People means building a brand that stands for something to both the employees and consumers of the product. In 2019 this means things like high-quality, sometimes local ingredients, an understanding of the story behind the food, the overall experience feeling special, and even how the food impacts your body and health.
People also means labor and the complicated economics of properly staffing a food service organization to meet the high bar that consumers want with respect to all of the things I mention above. Both macroeconomic factors surrounding wages and rent in urban environments, as well as concept-specific economics have pushed restaurant groups from all stages (fast food, QSR, full-service) to rethink their businesses and distribution mechanisms while also risking alienating a large portion of consumers. These issues have put an upper-bound on the capital efficiency and scalability of high-quality, affordable, and incredible food experiences.
Shortly after I published my post, Stephen Klein emailed me about a new company he was starting with his friend Daniel Fukuba. After chatting with Stephen and Danny, I was sold on the people and their vision.
Stephen and Danny had a perfect balance as a founding team of what the future of food service looked like to me. Stephen’s deep experience in operating and scaling tangential companies like Instacart to related companies in CafeX, as well as his deep passion and knowledge of the food service industry blew me away. Danny’s past experience as an engineering manager at L2F, having worked on automation for companies from SpaceX to Creator to Zume Pizza similarly displayed some of the deepest understanding of the necessary (and over-engineered) complexities that exist within food robotics, as well as the technical approaches needed to create truly scalable and fault-tolerant automation systems.

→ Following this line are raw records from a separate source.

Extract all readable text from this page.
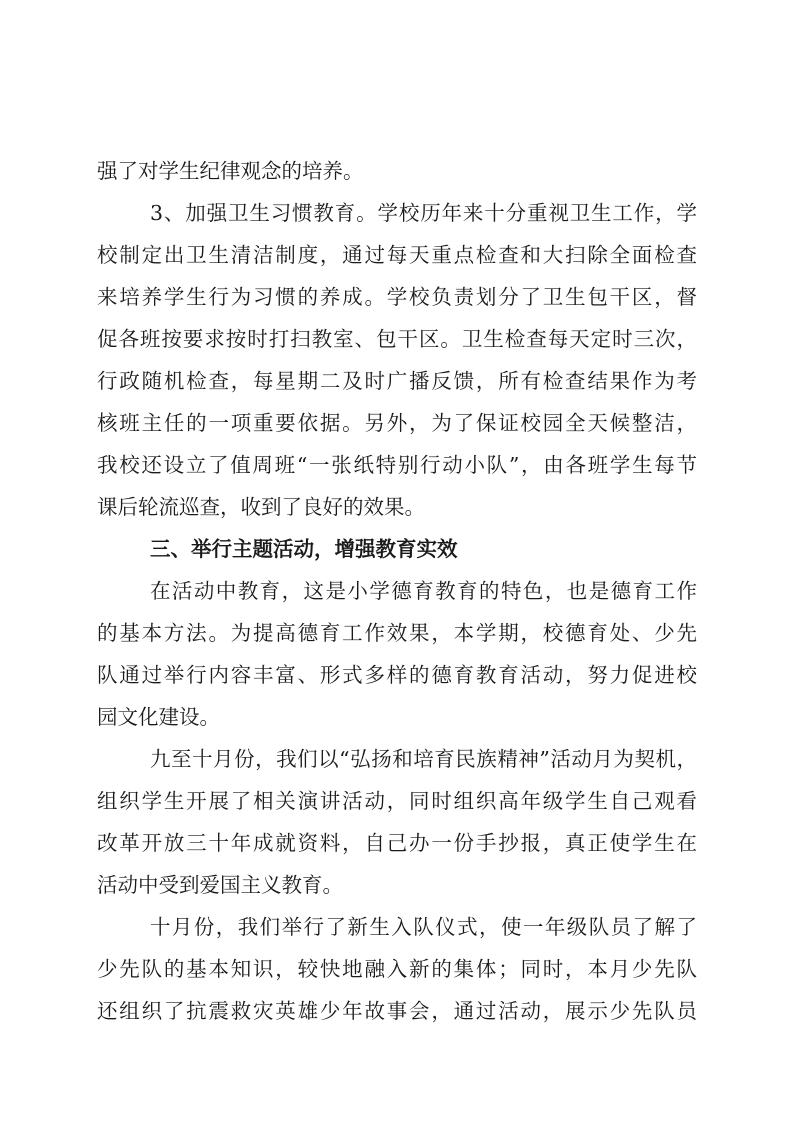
强了对学生纪律观念的培养。
3、加强卫生习惯教育。学校历年来十分重视卫生工作，学
校制定出卫生清洁制度，通过每天重点检查和大扫除全面检查
来培养学生行为习惯的养成。学校负责划分了卫生包干区，督
促各班按要求按时打扫教室、包干区。卫生检查每天定时三次，
行政随机检查，每星期二及时广播反馈，所有检查结果作为考
核班主任的一项重要依据。另外，为了保证校园全天候整洁，
我校还设立了值周班“一张纸特别行动小队”，由各班学生每节
课后轮流巡查，收到了良好的效果。
三、举行主题活动，增强教育实效
在活动中教育，这是小学德育教育的特色，也是德育工作
的基本方法。为提高德育工作效果，本学期，校德育处、少先
队通过举行内容丰富、形式多样的德育教育活动，努力促进校
园文化建设。
九至十月份，我们以“弘扬和培育民族精神”活动月为契机，
组织学生开展了相关演讲活动，同时组织高年级学生自己观看
改革开放三十年成就资料，自己办一份手抄报，真正使学生在
活动中受到爱国主义教育。
十月份，我们举行了新生入队仪式，使一年级队员了解了
少先队的基本知识，较快地融入新的集体；同时，本月少先队
还组织了抗震救灾英雄少年故事会，通过活动，展示少先队员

Throughout our conversations, Stephen and Danny surgically broke down food service economics, paired with a vision of how to create a massively scalable, and economically dominant food service brand, starting with modular, mobile restaurants. After spending more time with them, pressure testing their views on food service, technology, and the marriage between the two, Compound became the first investors in Ono Food Co.
Over the past year the team at Ono has consistently hit countless technical and operational milestones at an order of magnitude greater capital efficiency than any other food robotics company in history. Recently, they’ve reached their most important milestone, which will culminate in the launch of their first mobile restaurant serving Ono Blends in Los Angeles. Unlike other competitors that charge 2–3x the price for similar products, some healthy, some loaded with sugar, Ono is making affordable healthy blends (similar to smoothies) available to Los Angeles. And of course, Ono is Hawaiian for “delicious”, so as a heavy beta tester (often via my own request, not for any actual purpose to the company) you know they are delicious.
We’re incredibly excited about the future of Ono and their goal to build the next massive food brand across multiple modalities, concepts and geographies, enabled by automation. While we can’t talk about all the future plans, Ono Blends is just the start.